Oracle, Salesforce, SAP go big into generative AI products
TechTarget editors analyze recent major introductions of generative AI products from Oracle, Salesforce and SAP.
September 2023 could go down as a milestone in generative AI's transformation of ERP, thanks to Oracle's massive GenAI rollout at its annual CloudWorld conference and similar announcements by rivals Salesforce and SAP.
For several years, Oracle has steadily added narrowly targeted machine learning and natural language processing apps to its Oracle Fusion Cloud ERP, eschewing the general-purpose AI platforms initially favored by other ERP vendors. Instead, Oracle has mostly concentrated on building practical AI features for tedious tasks like invoice matching, time-and-expense entry and account reconciliation.
At its recently concluded conference, Oracle introduced around 50 GenAI features across its Fusion Cloud Applications Suite, which includes SaaS ERP, HR, customer experience and supply chain management. The features will appear in the next two quarterly releases.

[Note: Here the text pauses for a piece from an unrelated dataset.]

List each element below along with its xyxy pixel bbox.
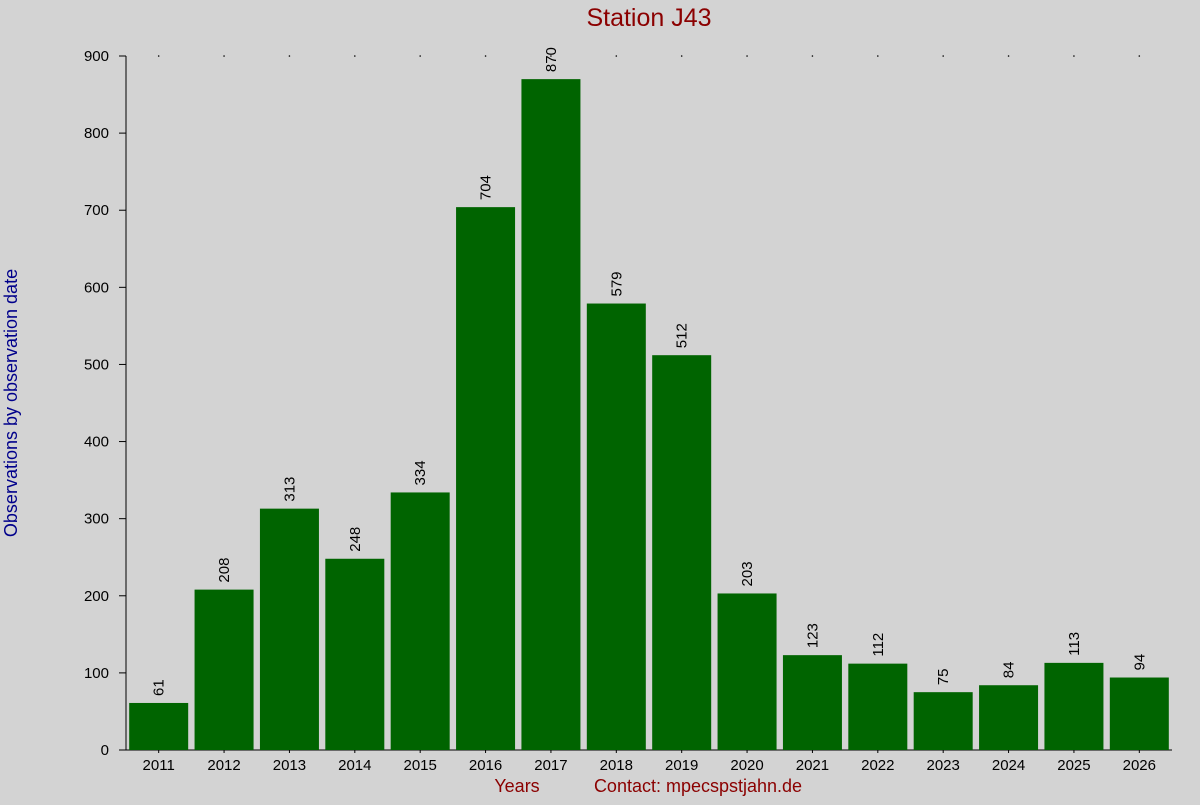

In the podcast, I discussed the Oracle GenAI news and competing announcements from Salesforce and SAP with Brian McKenna, business applications editor at London-based ComputerWeekly, who was on site at CloudWorld in Las Vegas.

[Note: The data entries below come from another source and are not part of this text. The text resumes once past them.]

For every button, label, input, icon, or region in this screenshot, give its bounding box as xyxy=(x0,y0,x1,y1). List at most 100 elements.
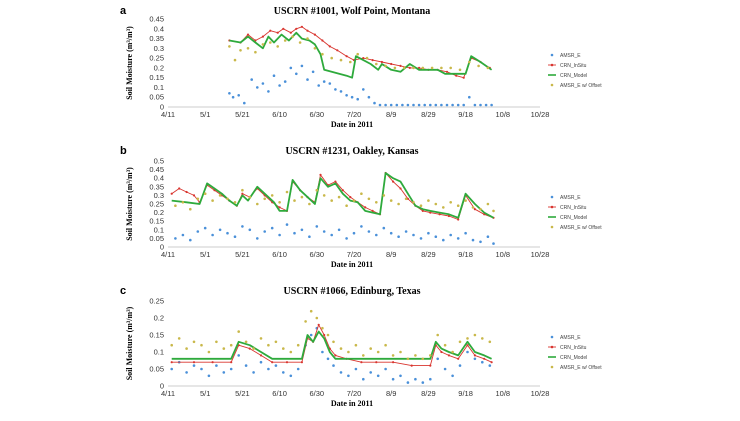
data-point xyxy=(174,204,177,207)
data-point xyxy=(185,347,188,350)
data-point xyxy=(300,361,303,364)
data-point xyxy=(289,350,293,354)
x-tick-label: 5/1 xyxy=(200,389,210,398)
data-point xyxy=(349,196,352,199)
data-point xyxy=(192,361,196,364)
data-point xyxy=(360,361,363,364)
data-point xyxy=(230,361,233,364)
data-point xyxy=(350,95,354,99)
data-point xyxy=(308,235,311,238)
x-tick-label: 9/18 xyxy=(458,250,473,259)
data-point xyxy=(479,240,482,244)
data-point xyxy=(362,88,365,91)
data-point xyxy=(323,333,326,337)
data-point xyxy=(285,190,289,194)
legend-label: CRN_InSitu xyxy=(560,345,587,351)
data-point xyxy=(406,197,409,200)
data-point xyxy=(337,195,341,199)
x-tick-label: 7/20 xyxy=(347,389,362,398)
data-point xyxy=(462,76,465,79)
y-tick-label: 0.1 xyxy=(154,225,164,234)
y-axis-label: Soil Moisture (m³/m³) xyxy=(125,167,134,241)
data-point xyxy=(345,55,348,58)
data-point xyxy=(181,233,185,237)
data-point xyxy=(192,364,196,367)
data-point xyxy=(434,103,438,107)
data-point xyxy=(406,381,410,384)
data-point xyxy=(438,213,441,216)
data-point xyxy=(442,238,445,242)
data-point xyxy=(376,374,380,378)
series-line xyxy=(171,172,494,219)
data-point xyxy=(380,60,383,64)
data-point xyxy=(382,226,386,230)
data-point xyxy=(246,33,250,36)
data-point xyxy=(226,197,229,201)
data-point xyxy=(317,84,321,87)
data-point xyxy=(375,361,378,364)
data-point xyxy=(434,235,438,238)
data-point xyxy=(207,350,211,354)
data-point xyxy=(466,344,469,347)
data-point xyxy=(267,90,270,93)
data-point xyxy=(399,187,402,190)
data-point xyxy=(404,197,408,201)
x-tick-label: 7/20 xyxy=(347,110,362,119)
data-point xyxy=(328,45,331,48)
data-point xyxy=(390,62,393,66)
data-point xyxy=(364,206,367,209)
data-point xyxy=(371,59,374,62)
data-point xyxy=(326,333,330,337)
data-point xyxy=(196,230,200,233)
data-point xyxy=(178,187,181,190)
data-point xyxy=(365,56,369,60)
data-point xyxy=(389,199,393,202)
x-axis-label: Date in 2011 xyxy=(331,399,373,408)
data-point xyxy=(423,103,427,107)
data-point xyxy=(429,211,432,214)
data-point xyxy=(440,103,443,107)
data-point xyxy=(468,95,471,99)
data-point xyxy=(185,371,188,374)
data-point xyxy=(244,340,248,344)
data-point xyxy=(373,101,376,105)
data-point xyxy=(456,103,460,107)
data-point xyxy=(237,354,240,357)
chart-panel-a: a USCRN #1001, Wolf Point, Montana00.050.… xyxy=(120,5,602,129)
data-point xyxy=(429,354,432,357)
chart-title: USCRN #1231, Oakley, Kansas xyxy=(285,146,418,157)
x-tick-label: 5/21 xyxy=(235,250,250,259)
data-point xyxy=(367,197,371,201)
data-point xyxy=(443,343,447,347)
data-point xyxy=(289,374,293,378)
x-tick-label: 4/11 xyxy=(161,389,175,398)
data-point xyxy=(389,103,393,107)
data-point xyxy=(263,230,267,233)
y-tick-label: 0.05 xyxy=(149,365,164,374)
data-point xyxy=(473,208,476,211)
data-point xyxy=(330,199,334,202)
y-axis-label: Soil Moisture (m³/m³) xyxy=(125,306,134,380)
x-tick-label: 6/30 xyxy=(309,250,324,259)
x-tick-label: 6/10 xyxy=(272,250,287,259)
data-point xyxy=(399,64,402,67)
data-point xyxy=(250,78,253,81)
legend-swatch xyxy=(550,205,554,209)
data-point xyxy=(410,364,413,367)
x-tick-label: 10/8 xyxy=(495,110,510,119)
x-tick-label: 7/20 xyxy=(347,250,362,259)
data-point xyxy=(282,371,285,374)
data-point xyxy=(391,354,395,357)
y-axis-label: Soil Moisture (m³/m³) xyxy=(125,26,134,100)
y-tick-label: 0.25 xyxy=(149,297,164,306)
data-point xyxy=(185,190,188,194)
panel-letter: a xyxy=(120,5,127,17)
series-amsr-e-w-offset xyxy=(170,309,492,361)
legend-swatch xyxy=(550,53,554,57)
y-tick-label: 0.3 xyxy=(154,191,164,200)
data-point xyxy=(464,231,467,235)
data-point xyxy=(347,350,350,354)
data-point xyxy=(322,80,326,83)
data-point xyxy=(412,103,415,107)
data-point xyxy=(241,192,244,195)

GenAI throughout the Oracle stack
The new GenAI features for Oracle's CX and healthcare applications received extra attention. Among the CX GenAI tools are Assisted Knowledge Articles -- content created to help customer service representatives handle issues as they arise -- and generative AI that helps field-service agents find instructions about a specific problem.
The new healthcare tools include a GenAI assistant that helps patients handle their medical records, and the voice-driven Oracle Clinical Digital Assistant, which can take over some manual tasks from healthcare providers.
Oracle also said it was adding GenAI to lower layers of the infrastructure stack that supports the Fusion SaaS suite.
It announced an OCI Generative AI service, a managed service developed with Cohere, a maker of development tools, that lets users add GenAI large language models to their applications through an API.
Oracle also said it is augmenting OCI with a new generation of Nvidia graphics processing units, which are increasingly used for training large AI models. The Oracle Database and Autonomous Database also got new GenAI features, and the reporting warehouse in the Fusion Data Intelligence Platform added the ability to apply machine learning and other AI to third-party data and GenAI that can recommend actions.
Salesforce and SAP announce GenAI products
Earlier in the month, CRM market leader Salesforce unveiled the GenAI upgrade of its Einstein AI platform at the annual Dreamforce conference in San Francisco. Named Einstein 1, the product makes the Copilot GenAI assistant available in every Salesforce application. The new Einstein Copilot Studio lets users customize AI models to improve their accuracy and align them with corporate policies.
And in an apparent effort to not concede September to two of its biggest rivals, SAP countered by announcing a GenAI assistant called Joule that it plans to embed in SAP cloud applications and the SAP Business Technology Platform (BTP), its application development and infrastructure platform. Joule will be available in the SAP SuccessFactors HR system later this year and S/4HANA Cloud, public edition -- SAP's multi-tenant SaaS ERP -- early in 2024. Customer Experience, Ariba and BTP will follow, according to a press release.
A more conversational UX for ERP
Most of the new Oracle GenAI features are oriented toward making the UI more human-like and natural. That's not surprising, since facility with language is generative AI's biggest strength.
Consultants, analysts and even some vendors have long disparaged core ERP (modules for near-universal business processes such as accounting and financial management, HR, inventory management and procurement) as mere "systems of record." They say higher-level, usually SaaS applications for AI, customer experience, analytics and omnichannel commerce are where digital transformation really happens.
The big blast of GenAI tools from arguably the three biggest makers of enterprise applications intensifies the shift away from core ERP by providing a more user-friendly UX that insulates users from the guts of ERP.
Other topics discussed include the following:
- Ellison's perennial hyping of OCI's technical superiority, a picture not reflected in the platform's continued single-digit market share, far behind leaders AWS, Microsoft Azure, Google Cloud Platform and Alibaba.
- Other new GenAI healthcare applications highlighted at CloudWorld, as Oracle builds on its 2021 acquisition of Cerner, a vendor of electronic health record technology.
- Whether the vendors now embedding GenAI throughout mission-critical business systems have adequate safeguards in place against the highly publicized errors and hallucinations of popular tools like ChatGTP.